Par contre je ne suis pas prête pour tout ce qui est temps , objectifs et tout ça tout ça !

3 01 2014
runningtkh

Ma Buzzy, comme ça me fait plaisir de revoir ton pseudo pointer le bout de son nez ici ! Je me souviens de bon récits chez toi aussi, tu sais, remember le marathon des causses ou ton accompagnement de David sur la CCC🙂 Pour écrire en lâchant les chevaux, il suffit de laisser ses doigts courir sur le clavier, de ne pas retenir le mot qui arrive après celui que tu viens de taper… et de relire ensuite. J’ai écrit mes deux derniers billets ainsi et je me sens bien de cette façon. « Ecrire aux sensations », en quelque sorte🙂

2 01 2014
Runner λ

Une prépa aux sensations…
C’est aussi quelque chose qui me tente pour cette année.

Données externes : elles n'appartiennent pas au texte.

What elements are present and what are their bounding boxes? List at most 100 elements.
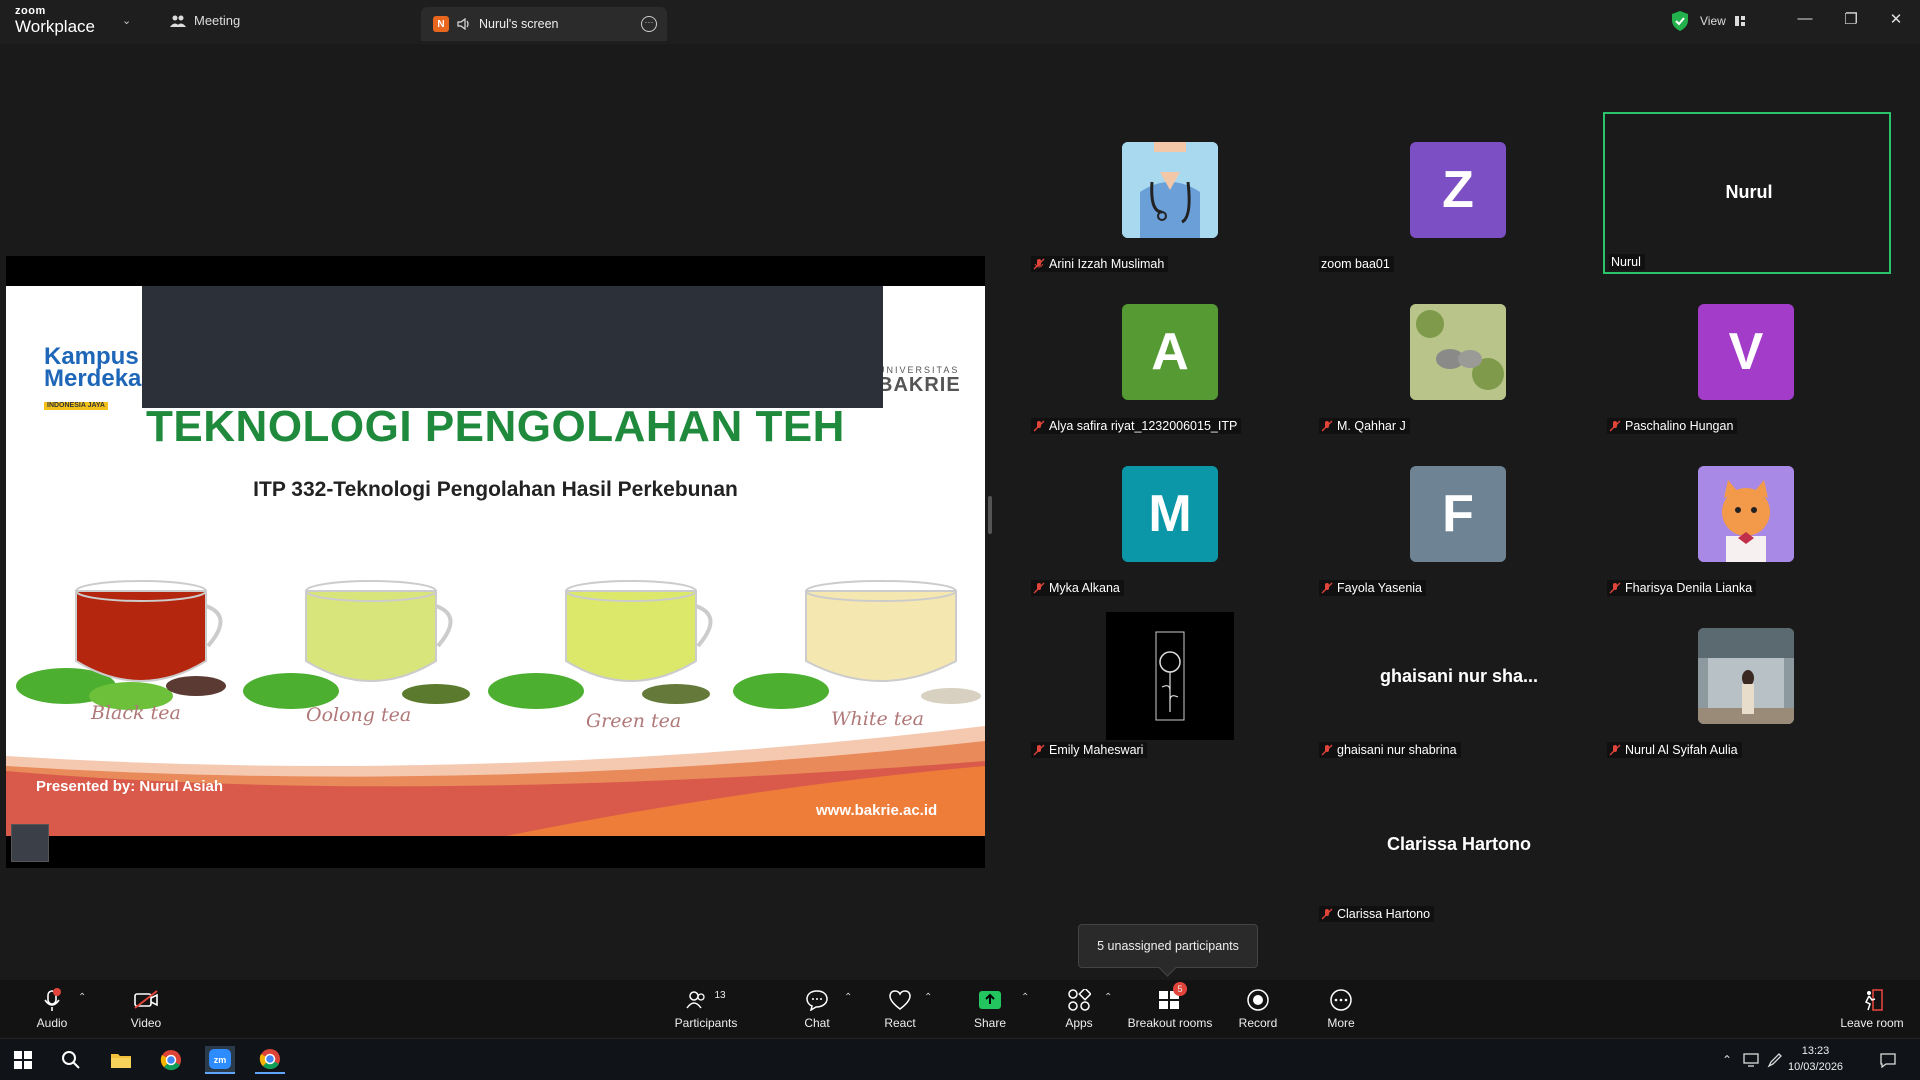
- mic-muted-icon: [1609, 744, 1621, 756]
- network-icon[interactable]: [1740, 1046, 1762, 1074]
- participant-tile[interactable]: Fharisya Denila Lianka: [1603, 436, 1891, 598]
- share-options-caret[interactable]: ⌃: [1021, 992, 1029, 1003]
- clock-date: 10/03/2026: [1788, 1061, 1844, 1073]
- participant-name: Myka Alkana: [1031, 580, 1124, 596]
- pen-icon[interactable]: [1764, 1046, 1786, 1074]
- video-button[interactable]: Video: [124, 980, 168, 1038]
- redacted-area: [142, 286, 883, 408]
- participant-tile[interactable]: V Paschalino Hungan: [1603, 274, 1891, 436]
- participant-name-text: ghaisani nur shabrina: [1337, 743, 1457, 757]
- shield-icon[interactable]: [1670, 10, 1690, 32]
- resize-handle[interactable]: [988, 496, 992, 534]
- file-explorer-icon[interactable]: [106, 1046, 136, 1074]
- tea-label-black: Black tea: [91, 702, 181, 724]
- participant-tile[interactable]: M. Qahhar J: [1315, 274, 1603, 436]
- chrome-icon[interactable]: [156, 1046, 186, 1074]
- mic-muted-icon: [1609, 582, 1621, 594]
- breakout-badge: 5: [1173, 982, 1187, 996]
- active-speaker-tile[interactable]: Nurul Nurul: [1603, 112, 1891, 274]
- participant-tile[interactable]: Nurul Al Syifah Aulia: [1603, 598, 1891, 760]
- apps-button[interactable]: Apps: [1057, 980, 1101, 1038]
- zoom-taskbar-icon[interactable]: zm: [205, 1046, 235, 1074]
- record-button[interactable]: Record: [1236, 980, 1280, 1038]
- minimize-icon[interactable]: —: [1795, 10, 1815, 27]
- audio-button[interactable]: Audio: [30, 980, 74, 1038]
- tab-shared-screen[interactable]: N Nurul's screen ···: [421, 7, 667, 41]
- chrome-profile-icon[interactable]: [255, 1046, 285, 1074]
- chevron-up-icon[interactable]: ⌃: [1717, 1046, 1737, 1074]
- participant-letter-avatar: V: [1698, 304, 1794, 400]
- search-icon[interactable]: [56, 1046, 86, 1074]
- clock-time: 13:23: [1801, 1045, 1830, 1057]
- participant-letter-avatar: Z: [1410, 142, 1506, 238]
- react-options-caret[interactable]: ⌃: [924, 992, 932, 1003]
- participant-tile[interactable]: F Fayola Yasenia: [1315, 436, 1603, 598]
- participant-tile[interactable]: Arini Izzah Muslimah: [1027, 112, 1315, 274]
- notifications-icon[interactable]: [1873, 1046, 1903, 1074]
- participant-name-text: Clarissa Hartono: [1337, 907, 1431, 921]
- restore-icon[interactable]: ❐: [1841, 10, 1861, 28]
- slide-title: TEKNOLOGI PENGOLAHAN TEH: [146, 402, 845, 451]
- microphone-icon: [44, 988, 61, 1011]
- share-screen-icon: [979, 991, 1001, 1009]
- chat-button[interactable]: Chat: [795, 980, 839, 1038]
- more-icon: [1330, 989, 1352, 1011]
- participant-tile[interactable]: M Myka Alkana: [1027, 436, 1315, 598]
- leave-room-icon: [1864, 989, 1883, 1011]
- black-tea-cup: [16, 580, 226, 710]
- audio-label: Audio: [36, 1016, 68, 1030]
- mic-muted-icon: [1321, 420, 1333, 432]
- react-button[interactable]: React: [878, 980, 922, 1038]
- mic-muted-icon: [1033, 582, 1045, 594]
- more-button[interactable]: More: [1319, 980, 1363, 1038]
- photo-avatar: [1698, 628, 1794, 724]
- shared-screen[interactable]: Kampus Merdeka INDONESIA JAYA UNIVERSITA…: [6, 256, 985, 868]
- slide-website: www.bakrie.ac.id: [816, 802, 938, 819]
- share-button[interactable]: Share: [968, 980, 1012, 1038]
- tab-screen-label: Nurul's screen: [479, 17, 559, 31]
- apps-label: Apps: [1065, 1016, 1093, 1030]
- system-clock[interactable]: 13:23 10/03/2026: [1788, 1043, 1843, 1075]
- participant-tile[interactable]: A Alya safira riyat_1232006015_ITP: [1027, 274, 1315, 436]
- tea-cups-illustration: [16, 580, 981, 710]
- brand-bottom: Workplace: [15, 17, 95, 36]
- presenter-badge: N: [433, 16, 449, 32]
- chat-options-caret[interactable]: ⌃: [844, 992, 852, 1003]
- participant-display-name: Clarissa Hartono: [1386, 834, 1532, 854]
- apps-options-caret[interactable]: ⌃: [1104, 992, 1112, 1003]
- participant-display-name: Nurul: [1725, 182, 1773, 202]
- heart-icon: [889, 990, 911, 1010]
- record-label: Record: [1238, 1016, 1278, 1030]
- close-icon[interactable]: ✕: [1886, 10, 1906, 28]
- chevron-down-icon[interactable]: ⌄: [122, 14, 131, 27]
- title-bar: zoom Workplace ⌄ Meeting N Nurul's scree…: [0, 0, 1920, 44]
- participant-name-text: Nurul Al Syifah Aulia: [1625, 743, 1738, 757]
- unassigned-participants-tooltip: 5 unassigned participants: [1078, 924, 1258, 968]
- zoom-logo[interactable]: zoom Workplace: [15, 6, 95, 36]
- tab-meeting[interactable]: Meeting: [170, 13, 240, 28]
- participant-name-text: Fharisya Denila Lianka: [1625, 581, 1753, 595]
- more-options-icon[interactable]: ···: [641, 16, 657, 32]
- participant-name-text: Alya safira riyat_1232006015_ITP: [1049, 419, 1238, 433]
- green-tea-cup: [488, 580, 713, 709]
- participant-tile[interactable]: ghaisani nur sha... ghaisani nur shabrin…: [1315, 598, 1603, 760]
- participant-name: Paschalino Hungan: [1607, 418, 1738, 434]
- breakout-rooms-button[interactable]: 5 Breakout rooms: [1125, 980, 1215, 1038]
- apps-icon: [1068, 989, 1091, 1011]
- participant-tile[interactable]: Clarissa Hartono Clarissa Hartono: [1315, 804, 1603, 924]
- participant-name-text: Emily Maheswari: [1049, 743, 1144, 757]
- audio-options-caret[interactable]: ⌃: [78, 992, 86, 1003]
- slide-subtitle: ITP 332-Teknologi Pengolahan Hasil Perke…: [253, 478, 738, 501]
- participant-tile[interactable]: Emily Maheswari: [1027, 598, 1315, 760]
- leave-room-button[interactable]: Leave room: [1836, 980, 1908, 1038]
- windows-start-icon[interactable]: [8, 1046, 38, 1074]
- participant-tile[interactable]: Z zoom baa01: [1315, 112, 1603, 274]
- participant-name: Fharisya Denila Lianka: [1607, 580, 1757, 596]
- participant-name-text: Arini Izzah Muslimah: [1049, 257, 1165, 271]
- self-view-thumbnail[interactable]: [11, 824, 49, 862]
- participant-name-text: Paschalino Hungan: [1625, 419, 1734, 433]
- view-button[interactable]: View: [1700, 10, 1746, 32]
- participants-button[interactable]: 13 Participants: [670, 980, 742, 1038]
- participant-name: Alya safira riyat_1232006015_ITP: [1031, 418, 1242, 434]
- speaker-icon: [457, 18, 469, 30]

Mettre de côté le métronome des fractionnés, débrancher le cortex et laisser le reste du corps faire le boulot.

3 01 2014
runningtkh

Salut Lambda ! J’ai « un peu » débranché les appareils mais je reste quand même avec un plan en arrière-fond et un chrono. Par contre ne plus regarder toutes les 2 secondes à quelle allure je suis, ça fait du bien ! Je garde un peu de ce que j’ai appris en courant pieds nus, en plus de la foulée. Et d’ailleurs, j’enlève mes baskets pour les footing de récupération.🙂

5 01 2014
vinvin20

Encore un superbe billet! Même réflexion que Buzzy.
C’est tellement bien écrire..ça semble couler tout seul…

13 01 2014
runningtkh

Merci Vinvin ! Tu es aussi un bel exemple d’écriture patiente, au jour le jour !

21 01 2014
Miles Perauer

Du coup, quel est ton choix de chaussures ? Five Fingers ? Quelque chose avec plus d’amorti ? Très intéressant cette transition… Osée !

26 01 2014
runningtkh

J’ai choisi des Brooks Pure Drift, 0 drop quand tu enlèves la semelle intérieure. Elles ont une large « boîte à orteils », ce qui me va bien pour ne pas compresser mes doigts de pied. Je ne peux pas porter confortablement de Five Fingers en raison d’un passif de danse classique qui m’a déformé les orteils à cause des heures de pointes…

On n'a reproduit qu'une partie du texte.